Lors de mon arrivée pour la première fois à Bethléem, j’étais venue pour écrire l’histoire d’une famille et de leur quotidien. Au fil de mon travail, j'ai découvert le mur. Je l’ai côtoyé, rôdé chaque jour autour de lui. Au départ, je l’ai observé. Le silence tout autour, le bleu du ciel, les reflets et les ombres du soleil tapant sur les blocs de béton, les paysages en lambeaux rendus illisibles, la promiscuité avec les vergers, les effets du mur sur la nature, les choses, la lumière. Ce mur m’impressionnait. Petit à petit, il s’est inscrit au coeur de mes images.

Série Le Jourdain, Traces, Le barrage de Rottenberg, janvier 2007, © Farida Hamak, Jordanie.
Photographie.com : Votre travail aborde également la question de l'identité, de l'exile, ou de l'immigration, très liée à votre expérience personnelle...
Dans la trace de guerre, visible ou intériorisée, il y a la marque d’une blessure, d’une dévastation. Je suis née dans la guerre, en Algérie. Cette notion de trace comme mémoire est essentielle dans mon cheminement, car elle pose la question de l’identité et de « ce que l’on devient », de l’exil et du «venu d’ailleurs ».
Ce travail rejoint ainsi celui que j’ai effectué durant de longues années sur ma mère, mes parents, qui ont quitté l’Algérie pour la France en 1956 ; une chronique familiale qui plonge ses racines au cœur de l’immigration et que j’ai intitulé « Ma mère, histoire d’une immigration ».
Photographie.com : Vous êtes à la direction artistique de Regard Sud galerie, située à Lyon et créé en 2000 par Abdellah Zerguine. Quelle est la mission de cet espace ?
La galerie a pour mission de promouvoir les artistes contemporains du monde arabe et d’ailleurs travaillant sur plusieurs médiums : la photographie, la vidéo, l’installation, la peinture, la sculpture.
La galerie est reconnue pour sa cohérence et son exigence dans sa ligne artistique. Elle montre les artistes arabes dans le but de renforcer la place de l’art contemporain arabe au sein de la scène artistique mondiale.
Photographie.com : Au regard des artistes que vous exposez, peut-on définir quelques grandes tendances de la photographie arabe ?
L’émergence des artistes arabes est récente dans le monde de l’art (une dizaine d’années) : les foires d’art contemporain comme celle de Dubaï ont créé une dynamique dans le monde du marché de l’art. Avec la mondialisation, l’on assiste depuis quelques années à une émergence des artistes arabes sur la scène internationale. Pour la plupart, ces jeunes artistes issus de la diaspora ont fait leurs études aux Etats Unis et en Europe.
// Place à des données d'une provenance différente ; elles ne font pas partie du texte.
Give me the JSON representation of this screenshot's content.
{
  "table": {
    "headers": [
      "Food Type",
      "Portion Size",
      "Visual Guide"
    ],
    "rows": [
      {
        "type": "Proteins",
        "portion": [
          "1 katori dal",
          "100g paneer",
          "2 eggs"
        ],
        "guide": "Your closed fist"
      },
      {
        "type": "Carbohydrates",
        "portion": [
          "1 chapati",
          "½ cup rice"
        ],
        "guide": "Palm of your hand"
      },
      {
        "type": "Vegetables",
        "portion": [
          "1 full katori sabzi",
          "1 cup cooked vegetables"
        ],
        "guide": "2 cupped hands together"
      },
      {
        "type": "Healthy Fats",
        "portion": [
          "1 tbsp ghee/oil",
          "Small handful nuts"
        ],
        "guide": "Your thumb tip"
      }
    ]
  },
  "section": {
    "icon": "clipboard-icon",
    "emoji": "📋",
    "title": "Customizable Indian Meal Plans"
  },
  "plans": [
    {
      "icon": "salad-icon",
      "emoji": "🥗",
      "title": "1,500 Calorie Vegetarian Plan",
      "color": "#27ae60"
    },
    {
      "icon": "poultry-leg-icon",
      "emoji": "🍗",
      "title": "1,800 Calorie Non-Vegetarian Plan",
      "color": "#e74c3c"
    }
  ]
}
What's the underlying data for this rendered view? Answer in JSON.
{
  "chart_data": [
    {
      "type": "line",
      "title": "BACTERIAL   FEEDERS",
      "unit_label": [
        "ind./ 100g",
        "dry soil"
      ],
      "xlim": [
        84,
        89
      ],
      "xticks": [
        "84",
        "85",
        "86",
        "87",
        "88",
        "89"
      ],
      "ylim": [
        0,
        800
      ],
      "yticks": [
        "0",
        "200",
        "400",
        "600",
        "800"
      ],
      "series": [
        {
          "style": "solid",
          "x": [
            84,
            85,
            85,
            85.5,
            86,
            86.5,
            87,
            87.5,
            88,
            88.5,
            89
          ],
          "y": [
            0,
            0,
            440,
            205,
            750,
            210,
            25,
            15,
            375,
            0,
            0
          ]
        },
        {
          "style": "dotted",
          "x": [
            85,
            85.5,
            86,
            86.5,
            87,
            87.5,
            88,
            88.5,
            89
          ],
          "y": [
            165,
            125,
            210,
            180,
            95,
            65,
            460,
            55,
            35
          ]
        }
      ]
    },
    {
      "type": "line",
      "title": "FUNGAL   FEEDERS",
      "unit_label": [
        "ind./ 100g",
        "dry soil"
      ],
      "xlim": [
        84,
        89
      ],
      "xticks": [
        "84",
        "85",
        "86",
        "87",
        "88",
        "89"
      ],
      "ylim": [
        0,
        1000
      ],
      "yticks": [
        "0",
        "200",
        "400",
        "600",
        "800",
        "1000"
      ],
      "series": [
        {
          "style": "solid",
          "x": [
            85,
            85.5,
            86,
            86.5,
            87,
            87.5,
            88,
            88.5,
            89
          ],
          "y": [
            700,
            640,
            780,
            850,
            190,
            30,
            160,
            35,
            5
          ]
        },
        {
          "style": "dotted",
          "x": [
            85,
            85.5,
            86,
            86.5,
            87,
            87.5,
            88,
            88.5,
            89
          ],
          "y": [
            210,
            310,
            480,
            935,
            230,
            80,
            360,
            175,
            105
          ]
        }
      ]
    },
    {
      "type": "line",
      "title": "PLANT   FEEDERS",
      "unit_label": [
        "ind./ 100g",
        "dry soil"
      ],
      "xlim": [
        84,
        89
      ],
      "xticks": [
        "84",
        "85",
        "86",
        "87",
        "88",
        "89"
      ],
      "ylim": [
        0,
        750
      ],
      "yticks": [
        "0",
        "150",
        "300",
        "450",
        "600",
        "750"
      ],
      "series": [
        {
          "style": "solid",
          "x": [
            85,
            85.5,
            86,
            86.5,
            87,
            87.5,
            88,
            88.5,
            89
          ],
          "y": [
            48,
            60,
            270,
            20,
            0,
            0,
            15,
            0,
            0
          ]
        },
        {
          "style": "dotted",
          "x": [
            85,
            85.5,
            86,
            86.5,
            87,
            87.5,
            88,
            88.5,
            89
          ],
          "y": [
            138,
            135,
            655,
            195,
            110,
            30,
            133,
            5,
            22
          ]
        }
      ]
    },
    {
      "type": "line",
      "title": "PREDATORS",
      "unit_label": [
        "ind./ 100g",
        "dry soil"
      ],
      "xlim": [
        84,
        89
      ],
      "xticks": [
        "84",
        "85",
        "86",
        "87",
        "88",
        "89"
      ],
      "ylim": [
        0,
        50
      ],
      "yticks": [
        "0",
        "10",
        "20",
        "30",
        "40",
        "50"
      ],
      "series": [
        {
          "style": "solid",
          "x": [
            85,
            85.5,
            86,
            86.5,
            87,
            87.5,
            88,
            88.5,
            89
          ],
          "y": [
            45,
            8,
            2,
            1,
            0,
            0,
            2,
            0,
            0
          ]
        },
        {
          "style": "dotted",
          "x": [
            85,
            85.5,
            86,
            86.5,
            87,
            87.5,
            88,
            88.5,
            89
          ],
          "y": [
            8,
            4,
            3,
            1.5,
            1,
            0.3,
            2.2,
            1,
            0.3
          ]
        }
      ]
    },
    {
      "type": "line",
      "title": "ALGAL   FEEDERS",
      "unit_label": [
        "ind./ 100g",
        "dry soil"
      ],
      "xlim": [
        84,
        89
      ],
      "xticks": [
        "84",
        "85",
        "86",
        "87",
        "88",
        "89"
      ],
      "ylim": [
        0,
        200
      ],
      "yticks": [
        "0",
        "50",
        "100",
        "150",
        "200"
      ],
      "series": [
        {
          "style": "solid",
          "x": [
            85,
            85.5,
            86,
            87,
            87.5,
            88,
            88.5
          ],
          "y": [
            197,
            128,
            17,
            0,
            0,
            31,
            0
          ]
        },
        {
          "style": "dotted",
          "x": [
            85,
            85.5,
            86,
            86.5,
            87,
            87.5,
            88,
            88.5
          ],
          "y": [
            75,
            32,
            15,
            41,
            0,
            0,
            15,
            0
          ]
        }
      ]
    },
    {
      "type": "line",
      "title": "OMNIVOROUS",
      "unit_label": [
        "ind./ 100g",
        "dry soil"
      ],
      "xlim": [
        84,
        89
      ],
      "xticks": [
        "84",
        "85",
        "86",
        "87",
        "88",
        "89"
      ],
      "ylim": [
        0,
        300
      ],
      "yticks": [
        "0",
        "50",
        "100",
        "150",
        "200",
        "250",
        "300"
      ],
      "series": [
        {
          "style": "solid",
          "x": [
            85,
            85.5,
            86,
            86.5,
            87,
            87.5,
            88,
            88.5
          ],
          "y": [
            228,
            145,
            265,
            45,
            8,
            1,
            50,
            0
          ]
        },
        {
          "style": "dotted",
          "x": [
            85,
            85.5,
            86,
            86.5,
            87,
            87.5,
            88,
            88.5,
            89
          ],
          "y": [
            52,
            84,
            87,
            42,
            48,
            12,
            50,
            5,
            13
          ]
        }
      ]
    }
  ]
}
Qu’elles soient documentaires ou plasticiennes, leurs images confrontent leurs regards aux imaginaires occidentaux sur leurs pays d’origine en abordant les sujets de société comme : la guerre, la religion, le voile, le corps et la sexualité, la politique, l’immigration... Pendant longtemps, les photographies de ces pays n’ont été réalisées qu’à travers le regard des Occidentaux, et non par les photographes arabes. La reconnaissance de la photographie contemporaine arabe, loin des images formatées, apporte une fraicheur et un dynamisme remarquables dans le monde de la photographie et de l’art.
Propos recueillis par Roxana Traista
15/10/2012

Série Le Jourdain, Traces, La mer Morte, 2006, © Farida Hamak, Jordanie.